Between 2000 and 2003 Merck and Shering-Plough conducted eight long-term studies on the safety of Zetia-statin combinations. Five have so far been unreported, but showed “possible liver side effects from Vytorin.” Two of the three studies reported showed safety problems, 19% of 433 patients in one series (Vytorin-Zocor and Zetia). 8% of 432 patients on Zetia and Lipitor in another series showing liver or gall bladder problems. Where are you, Dr. Jarvik?
Officials at the drug companies admit there is no present evidence that taking these drug combos, e.g. Vytorin, will reduce heart attacks or strokes. Yet they are betting on a 10,000 patient clinical trial to be finished in 2011 to support the hypothesis that Zetia will prove effective.
According to the New York Times, when the FDA approved Zetia in 2002, it relied on trials involving only 3,900 patients lasting no more than 3 months. “In those trials, 11 times as many people who took Zetia along with a statin subsequently had serious health problems…” These were mostly liver function abnormalities…”compared with those who took a statin alone.”

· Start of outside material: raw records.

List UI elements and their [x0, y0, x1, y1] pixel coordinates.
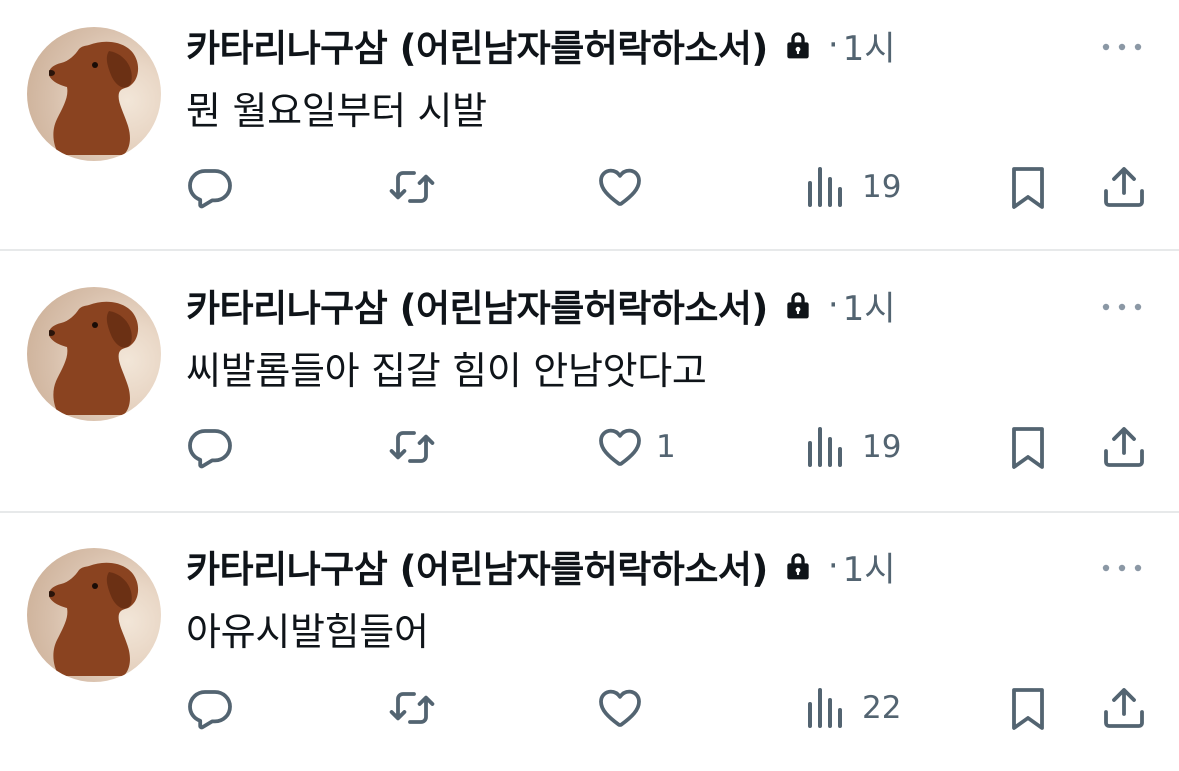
views-button[interactable]: 22 [802, 683, 901, 733]
heart-icon [596, 684, 644, 732]
avatar[interactable] [27, 27, 161, 161]
dachshund-avatar-image [49, 37, 145, 155]
views-button[interactable]: 19 [802, 162, 901, 212]
retweet-button[interactable] [388, 422, 448, 472]
more-icon[interactable] [1101, 563, 1143, 573]
bookmark-button[interactable] [1004, 683, 1052, 733]
like-button[interactable]: 1 [596, 422, 676, 472]
avatar[interactable] [27, 548, 161, 682]
retweet-button[interactable] [388, 162, 448, 212]
divider [0, 249, 1179, 251]
more-icon[interactable] [1101, 42, 1143, 52]
dachshund-avatar-image [49, 297, 145, 415]
tweet-header: 카타리나구삼 (어린남자를허락하소서) · 1시 [186, 542, 896, 591]
lock-icon [782, 28, 814, 62]
reply-icon [186, 684, 234, 732]
dachshund-avatar-image [49, 558, 145, 676]
retweet-button[interactable] [388, 683, 448, 733]
share-button[interactable] [1100, 422, 1148, 472]
like-count: 1 [656, 429, 676, 465]
avatar[interactable] [27, 287, 161, 421]
share-icon [1100, 423, 1148, 471]
like-button[interactable] [596, 162, 656, 212]
separator-dot: · [827, 546, 839, 586]
views-icon [802, 163, 850, 211]
bookmark-icon [1004, 423, 1052, 471]
author-name[interactable]: 카타리나구삼 (어린남자를허락하소서) [186, 18, 768, 72]
tweet-text: 씨발롬들아 집갈 힘이 안남앗다고 [186, 349, 707, 393]
lock-icon [782, 549, 814, 583]
tweet-header: 카타리나구삼 (어린남자를허락하소서) · 1시 [186, 21, 896, 70]
more-icon[interactable] [1101, 302, 1143, 312]
view-count: 19 [862, 429, 902, 465]
views-icon [802, 423, 850, 471]
bookmark-button[interactable] [1004, 162, 1052, 212]
separator-dot: · [827, 285, 839, 325]
share-button[interactable] [1100, 683, 1148, 733]
separator-dot: · [827, 25, 839, 65]
reply-icon [186, 163, 234, 211]
timestamp[interactable]: 1시 [843, 21, 896, 70]
tweet-text: 아유시발힘들어 [186, 610, 429, 654]
divider [0, 511, 1179, 513]
bookmark-icon [1004, 163, 1052, 211]
view-count: 19 [862, 169, 902, 205]
view-count: 22 [862, 690, 902, 726]
bookmark-button[interactable] [1004, 422, 1052, 472]
retweet-icon [388, 163, 436, 211]
heart-icon [596, 163, 644, 211]
views-button[interactable]: 19 [802, 422, 901, 472]
tweet-header: 카타리나구삼 (어린남자를허락하소서) · 1시 [186, 281, 896, 330]
bookmark-icon [1004, 684, 1052, 732]
reply-button[interactable] [186, 162, 246, 212]
reply-button[interactable] [186, 683, 246, 733]
tweet[interactable]: 카타리나구삼 (어린남자를허락하소서) · 1시 뭔 월요일부터 시발 19 [0, 0, 1179, 250]
share-button[interactable] [1100, 162, 1148, 212]
tweet[interactable]: 카타리나구삼 (어린남자를허락하소서) · 1시 아유시발힘들어 22 [0, 521, 1179, 771]
tweet-text: 뭔 월요일부터 시발 [186, 89, 487, 133]
tweet[interactable]: 카타리나구삼 (어린남자를허락하소서) · 1시 씨발롬들아 집갈 힘이 안남앗… [0, 260, 1179, 510]
lock-icon [782, 288, 814, 322]
views-icon [802, 684, 850, 732]
timestamp[interactable]: 1시 [843, 281, 896, 330]
retweet-icon [388, 423, 436, 471]
share-icon [1100, 163, 1148, 211]
author-name[interactable]: 카타리나구삼 (어린남자를허락하소서) [186, 539, 768, 593]
share-icon [1100, 684, 1148, 732]
author-name[interactable]: 카타리나구삼 (어린남자를허락하소서) [186, 278, 768, 332]
retweet-icon [388, 684, 436, 732]
like-button[interactable] [596, 683, 656, 733]
heart-icon [596, 423, 644, 471]
reply-button[interactable] [186, 422, 246, 472]
timestamp[interactable]: 1시 [843, 542, 896, 591]
reply-icon [186, 423, 234, 471]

In the U.S., virtually all widely advertised drugs on TV as well as many unadvertised, carry warnings about the potential for liver damage and dangers for pregnant women, among other risks. The very omnipresence of these warnings convey a widespread sense of trust in drug promotion. After all, the manufacturers must be trustworthy, and so must be the regulators, otherwise they wouldn’t be admitting risks by taking their product.